The architecture of gene regulatory variation across multiple human tissues: the MuTHER study.

  • Alexandra C Nica,
  • Leopold Parts,
  • Daniel Glass,
  • James Nisbet,
  • Amy Barrett,
  • Magdalena Sekowska,
  • Mary Travers,
  • Simon Potter,
  • Elin Grundberg,
  • Kerrin Small,
  • Asa K Hedman,
  • Veronique Bataille,
  • Jordana Tzenova Bell,
  • Gabriela Surdulescu,
  • Antigone S Dimas,
  • Catherine Ingle,
  • Frank O Nestle,
  • Paola di Meglio,
  • Josine L Min,
  • Alicja Wilk,
  • Christopher J Hammond,
  • Neelam Hassanali,
  • Tsun-Po Yang,
  • Stephen B Montgomery,
  • Steve O'Rahilly,
  • Cecilia M Lindgren,
  • Krina T Zondervan,
  • Nicole Soranzo,
  • Inês Barroso,
  • Richard Durbin,
  • Kourosh Ahmadi,
  • Panos Deloukas,
  • Mark I McCarthy,
  • Emmanouil T Dermitzakis,
  • Timothy D Spector,
  • MuTHER Consortium

DOI
https://doi.org/10.1371/journal.pgen.1002003
Journal volume & issue
Vol. 7, no. 2
p. e1002003

Abstract

Read online

While there have been studies exploring regulatory variation in one or more tissues, the complexity of tissue-specificity in multiple primary tissues is not yet well understood. We explore in depth the role of cis-regulatory variation in three human tissues: lymphoblastoid cell lines (LCL), skin, and fat. The samples (156 LCL, 160 skin, 166 fat) were derived simultaneously from a subset of well-phenotyped healthy female twins of the MuTHER resource. We discover an abundance of cis-eQTLs in each tissue similar to previous estimates (858 or 4.7% of genes). In addition, we apply factor analysis (FA) to remove effects of latent variables, thus more than doubling the number of our discoveries (1,822 eQTL genes). The unique study design (Matched Co-Twin Analysis--MCTA) permits immediate replication of eQTLs using co-twins (93%-98%) and validation of the considerable gain in eQTL discovery after FA correction. We highlight the challenges of comparing eQTLs between tissues.
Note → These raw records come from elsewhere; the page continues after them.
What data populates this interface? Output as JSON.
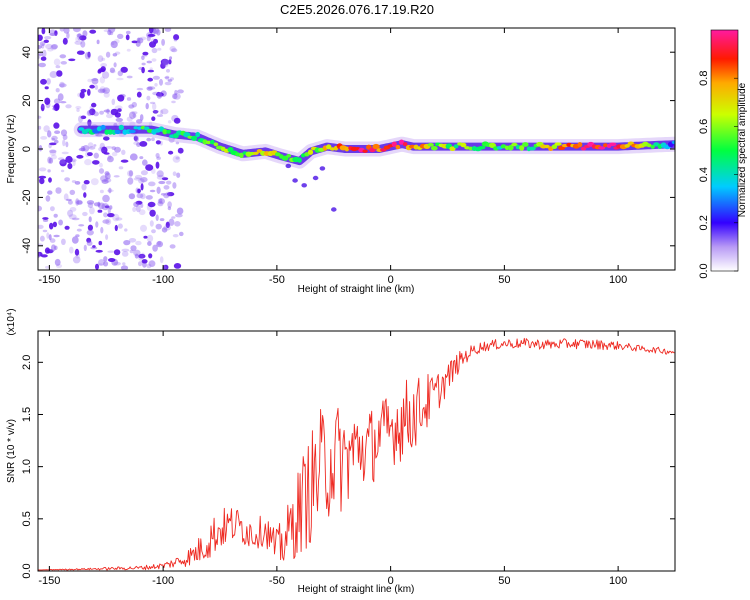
{
  "title": "C2E5.2026.076.17.19.R20",
  "colors": {
    "snr_line": "#ee2a22",
    "frame": "#000000",
    "cloud": "#8a5cf0",
    "cloud_dark": "#5a10e8"
  },
  "chart_data": [
    {
      "type": "heatmap",
      "title": "C2E5.2026.076.17.19.R20",
      "xlabel": "Height of straight line (km)",
      "ylabel": "Frequency (Hz)",
      "xlim": [
        -155,
        125
      ],
      "ylim": [
        -50,
        50
      ],
      "xticks": [
        -150,
        -100,
        -50,
        0,
        50,
        100
      ],
      "yticks": [
        -40,
        -20,
        0,
        20,
        40
      ],
      "colorbar": {
        "label": "Normalized spectral amplitude",
        "range": [
          0,
          1
        ],
        "ticks": [
          "0.0",
          "0.2",
          "0.4",
          "0.6",
          "0.8"
        ],
        "tick_values": [
          0,
          0.2,
          0.4,
          0.6,
          0.8
        ]
      },
      "ridge": {
        "x": [
          -136,
          -120,
          -105,
          -95,
          -85,
          -75,
          -65,
          -55,
          -48,
          -40,
          -35,
          -28,
          -20,
          -12,
          -5,
          0,
          5,
          10,
          20,
          40,
          60,
          80,
          100,
          125
        ],
        "frequency": [
          8,
          8,
          8,
          6,
          5,
          1,
          -2,
          -1,
          -3,
          -5,
          -1,
          1,
          0,
          0,
          0,
          1,
          2,
          1,
          1,
          1,
          1,
          1,
          1,
          2
        ],
        "amplitude": [
          0.35,
          0.4,
          0.45,
          0.5,
          0.45,
          0.55,
          0.6,
          0.65,
          0.6,
          0.55,
          0.6,
          0.7,
          0.8,
          0.9,
          0.85,
          0.95,
          0.9,
          0.8,
          0.6,
          0.5,
          0.5,
          0.85,
          0.95,
          0.2
        ]
      },
      "noise_region": {
        "x": [
          -155,
          -100
        ],
        "frequency": [
          -50,
          50
        ]
      }
    },
    {
      "type": "line",
      "title": "",
      "xlabel": "Height of straight line (km)",
      "ylabel": "SNR (10 * v/v)",
      "ylabel_note": "(x10⁴)",
      "xlim": [
        -155,
        125
      ],
      "ylim": [
        0,
        2.3
      ],
      "xticks": [
        -150,
        -100,
        -50,
        0,
        50,
        100
      ],
      "yticks": [
        "0.0",
        "0.5",
        "1.0",
        "1.5",
        "2.0"
      ],
      "ytick_values": [
        0,
        0.5,
        1.0,
        1.5,
        2.0
      ],
      "series": [
        {
          "name": "SNR",
          "color": "#ee2a22",
          "x": [
            -155,
            -130,
            -110,
            -100,
            -95,
            -90,
            -85,
            -80,
            -75,
            -70,
            -65,
            -60,
            -55,
            -50,
            -45,
            -40,
            -35,
            -30,
            -25,
            -20,
            -15,
            -10,
            -5,
            0,
            5,
            10,
            15,
            20,
            25,
            30,
            35,
            40,
            50,
            60,
            70,
            80,
            90,
            100,
            110,
            120,
            125
          ],
          "values": [
            0.01,
            0.02,
            0.03,
            0.05,
            0.08,
            0.12,
            0.18,
            0.3,
            0.4,
            0.45,
            0.42,
            0.35,
            0.4,
            0.2,
            0.35,
            0.6,
            0.8,
            1.0,
            1.1,
            1.05,
            1.2,
            1.15,
            1.3,
            1.35,
            1.45,
            1.5,
            1.6,
            1.7,
            1.85,
            2.0,
            2.1,
            2.15,
            2.18,
            2.18,
            2.17,
            2.18,
            2.17,
            2.16,
            2.13,
            2.11,
            2.1
          ],
          "noise": [
            0.0,
            0.01,
            0.02,
            0.03,
            0.05,
            0.08,
            0.12,
            0.2,
            0.2,
            0.18,
            0.18,
            0.15,
            0.15,
            0.2,
            0.3,
            0.45,
            0.55,
            0.6,
            0.55,
            0.5,
            0.35,
            0.4,
            0.35,
            0.35,
            0.4,
            0.35,
            0.3,
            0.2,
            0.15,
            0.1,
            0.06,
            0.05,
            0.05,
            0.05,
            0.05,
            0.05,
            0.05,
            0.04,
            0.03,
            0.03,
            0.03
          ]
        }
      ]
    }
  ]
}
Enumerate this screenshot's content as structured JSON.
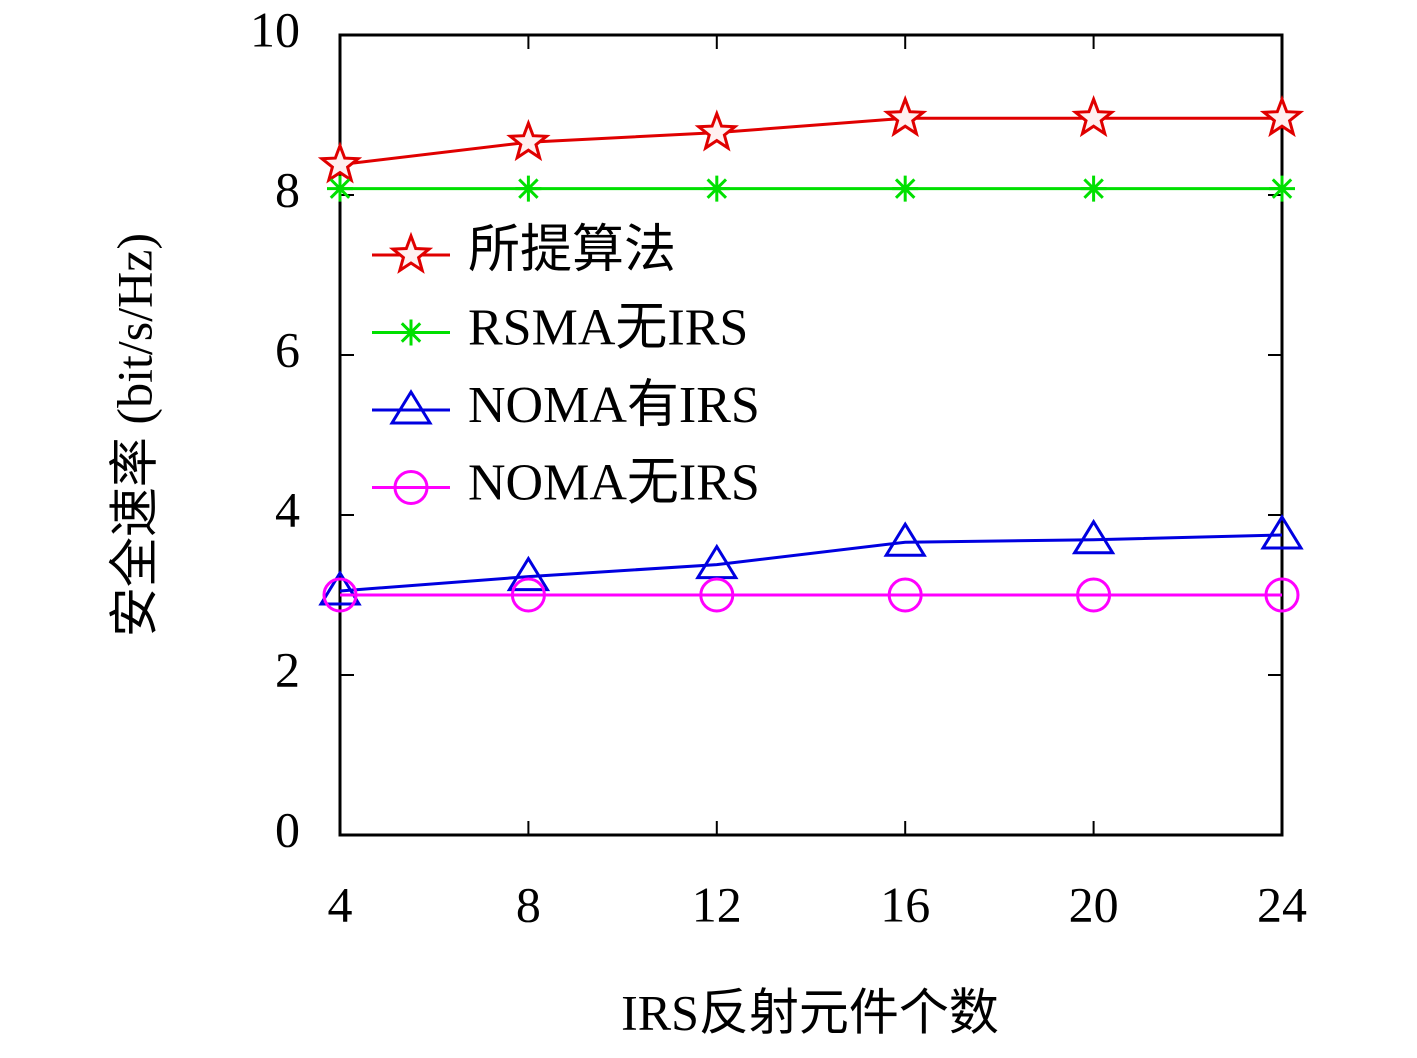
{
  "chart_data": {
    "type": "line",
    "x_label": "IRS反射元件个数",
    "y_label": "安全速率 (bit/s/Hz)",
    "x": [
      4,
      8,
      12,
      16,
      20,
      24
    ],
    "xlim": [
      4,
      24
    ],
    "xticks": [
      4,
      8,
      12,
      16,
      20,
      24
    ],
    "ylim": [
      0,
      10
    ],
    "yticks": [
      0,
      2,
      4,
      6,
      8,
      10
    ],
    "legend": "upper left",
    "series": [
      {
        "name": "所提算法",
        "color": "#e00000",
        "marker": "star",
        "values": [
          8.38,
          8.66,
          8.78,
          8.96,
          8.96,
          8.96
        ]
      },
      {
        "name": "RSMA无IRS",
        "color": "#00e000",
        "marker": "asterisk",
        "values": [
          8.08,
          8.08,
          8.08,
          8.08,
          8.08,
          8.08
        ]
      },
      {
        "name": "NOMA有IRS",
        "color": "#0000e0",
        "marker": "triangle",
        "values": [
          3.05,
          3.23,
          3.38,
          3.66,
          3.69,
          3.75
        ]
      },
      {
        "name": "NOMA无IRS",
        "color": "#ff00ff",
        "marker": "circle",
        "values": [
          3.0,
          3.0,
          3.0,
          3.0,
          3.0,
          3.0
        ]
      }
    ]
  }
}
After verifying previous significance threshold-based estimates of tissue-specificity, we show their limitations given their dependency on statistical power. We propose that continuous estimates of the proportion of tissue-shared signals and direct comparison of the magnitude of effect on the fold change in expression are essential properties that jointly provide a biologically realistic view of tissue-specificity. Under this framework we demonstrate that 30% of eQTLs are shared among the three tissues studied, while another 29% appear exclusively tissue-specific. However, even among the shared eQTLs, a substantial proportion (10%-20%) have significant differences in the magnitude of fold change between genotypic classes across tissues. Our results underline the need to account for the complexity of eQTL tissue-specificity in an effort to assess consequences of such variants for complex traits.